The main use of a leaf blower comes during the fall, where it is used to clear the leaves and twigs that are strewn all across the lawn. It can be used occasionally during the winter to remove snow but does not see much application elsewhere. 

Also, a leaf blower is meant to help speed up the job of cleaning your lawn. This means you should be done cleaning your lawn in an hour or two.
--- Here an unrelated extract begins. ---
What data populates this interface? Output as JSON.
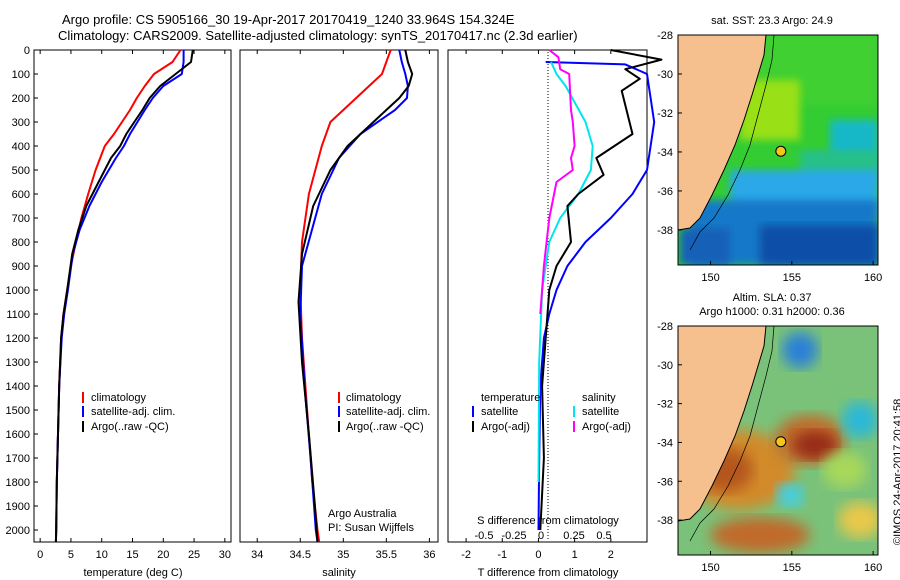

As a result, your electricity consumption will remain under control while using an electric leaf blower.

Are electric leaf blowers more powerful than gas?
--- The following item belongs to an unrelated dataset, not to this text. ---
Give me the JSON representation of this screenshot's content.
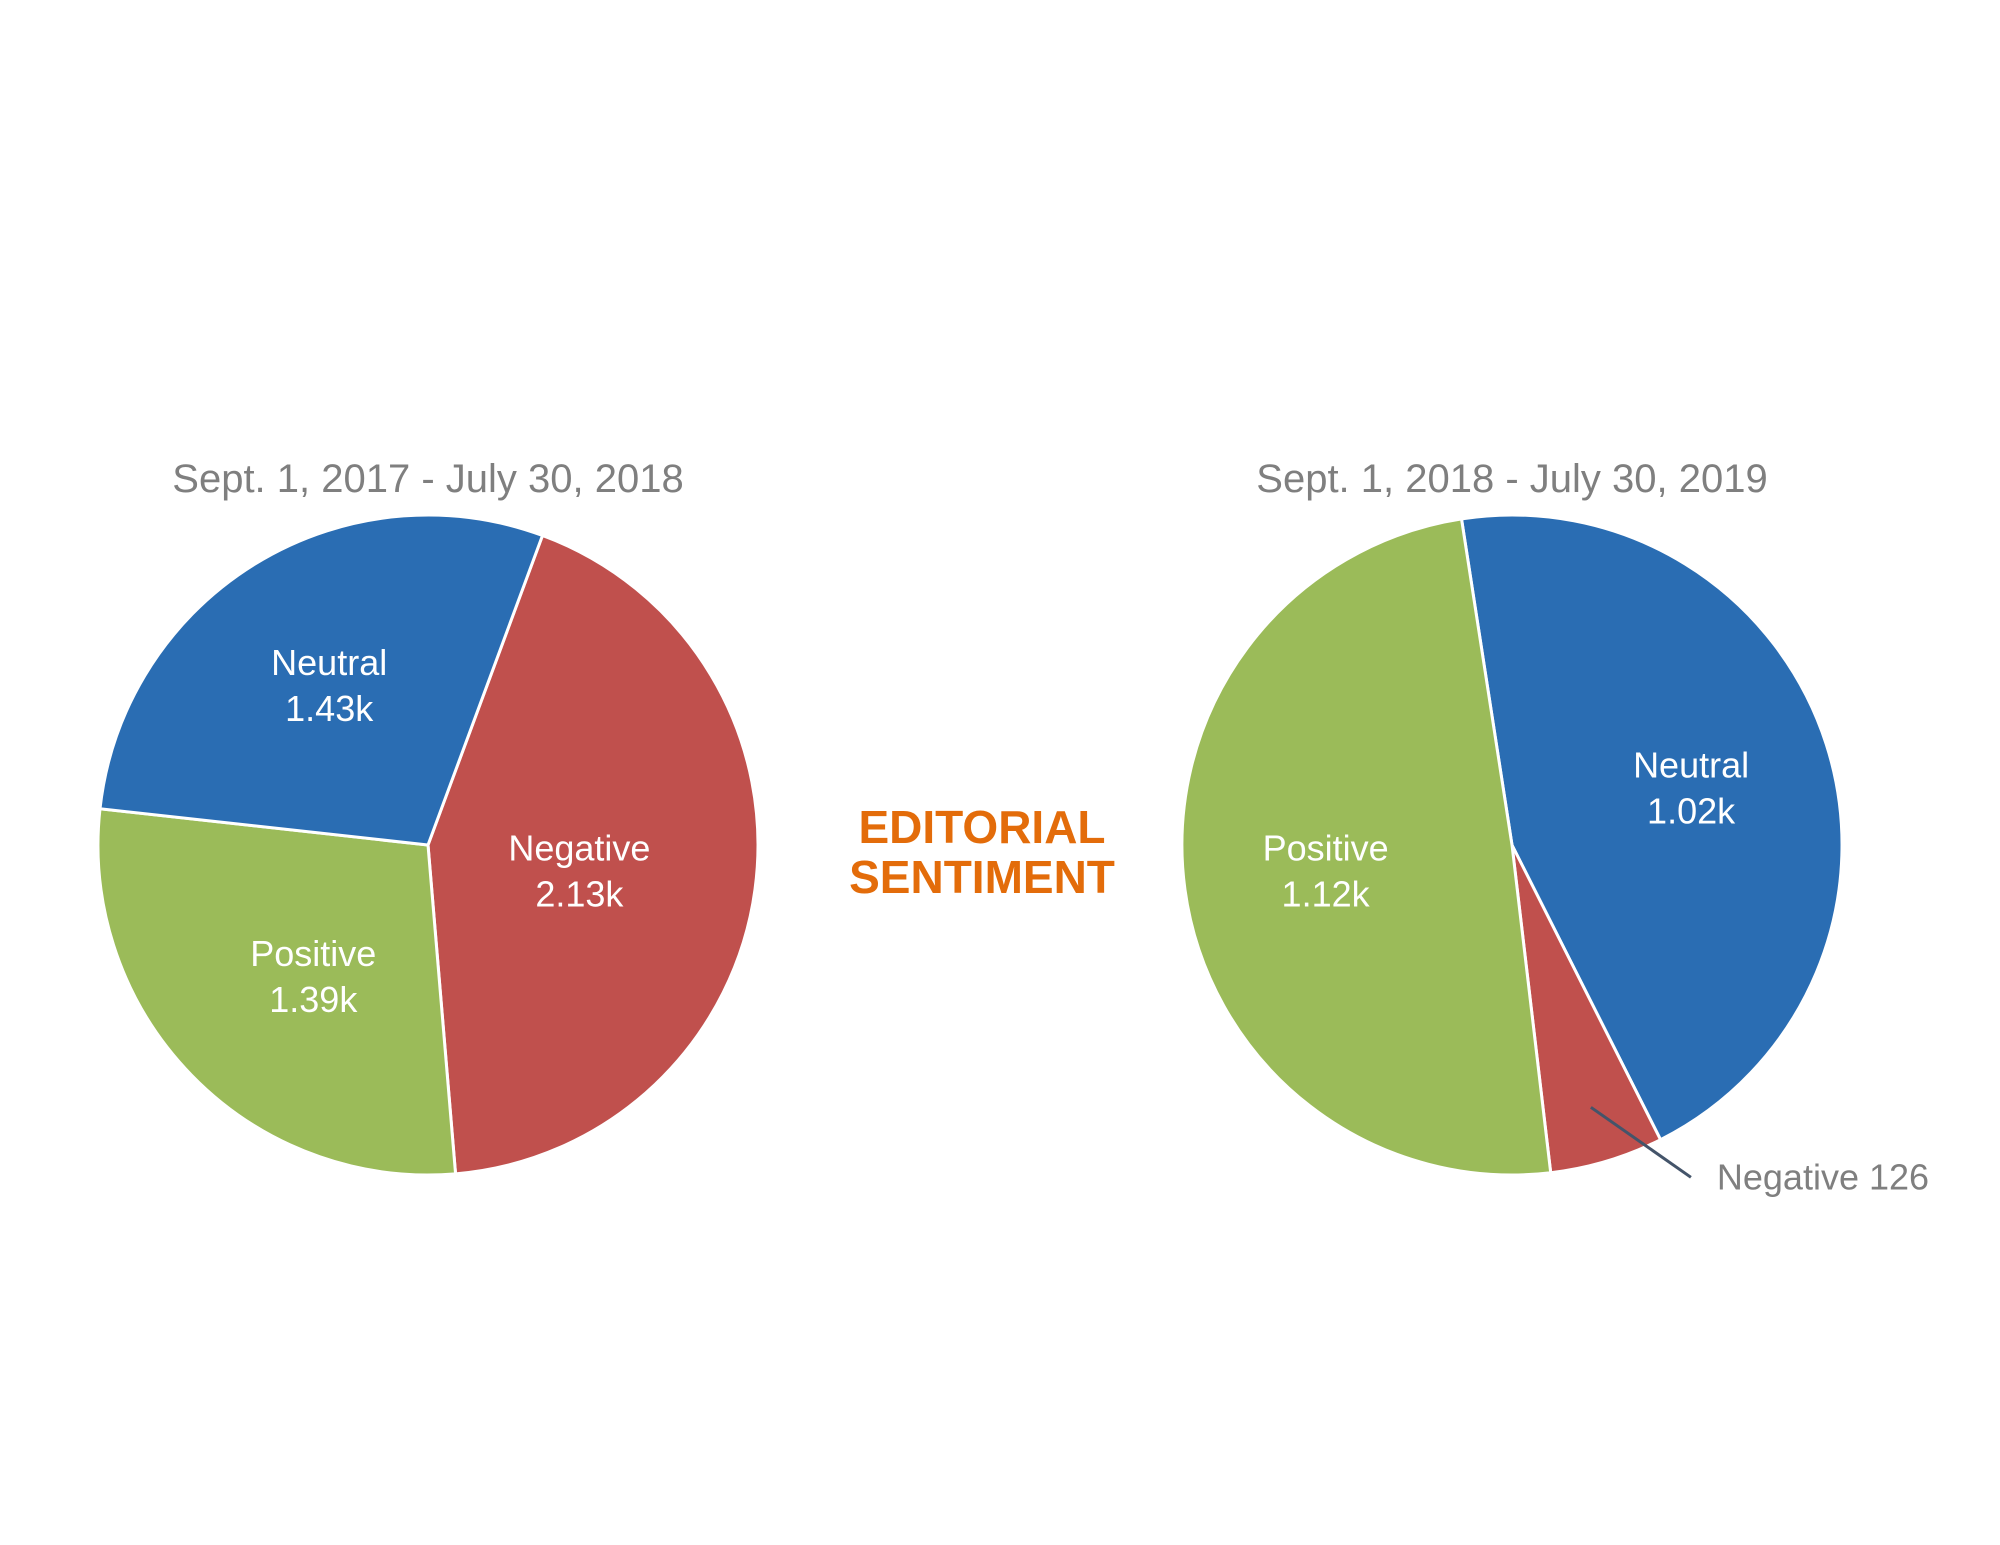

No, electric leaf blowers are not more powerful than gas leaf blowers. This is because similarly, sized gas engines can produce a higher power output. If you need a powerful electric leaf blower then go with the corded leaf blowers, they have more power.

Electric leaf blowers were introduced for being more compact, lightweight, and quiet. However, this meant that the electric motors were not able to produce as much power as that of the gas engines

How long do electric leaf blowers last?

Electric leaf blowers can last upto 1000 hours of usage, which would equate to around 10 years before you will have to change it. And to maintain this time frame you need to take care of your machine properly.

If an electric leaf blower is maintained properly and regularly, it can last for quite some time, even with regular use in spite of their regular use. Amongst other things, this will include proper storage, battery maintenance, and checking the cords for cuts and other issues. 

What is the most powerful electric leaf blower?

From my experience with handling various leaf blowers, these are the most powerful electric leaf blowers that have gotten rid of leaves and twigs in no time, while allowing me to maintain the neatness of my lawn.

Toro 51621 UltraPlus Leaf Blower

This is easily the most powerful blower I have used so far. It is capable of pushing out the air at rates of 410 CFM and at speeds upto 250 mph, which is incredible and ensures no debris can stand in the way of your lawn being neat and tidy.

Makita XBU02PT1 

When it comes to cordless blowers, the Makita leaf blower offers great power and performance. With speeds of 120 mph and an output of 473 CFM, this product allows you to clear smaller lawns and wet debris easily. 

Greenworks Pro 80V Cordless Brushless Axial Blower

The Greenworks Pro leaf blower offers the best in class performance for a cordless blower. Its huge 80V batteries are capable of producing an output of 500 CFM at speeds of 125 mph. This ensures that you blow away almost anything and everything away from your lawn without any hassles.

BLACK+DECKER Electric Leaf Blower

Producing speeds of 190 mph per hour, this corded leaf blower is very capable of blowing wet leaves, sticks, and twigs with ease. Its lightweight design makes it even easier to use, improving the overall user experience.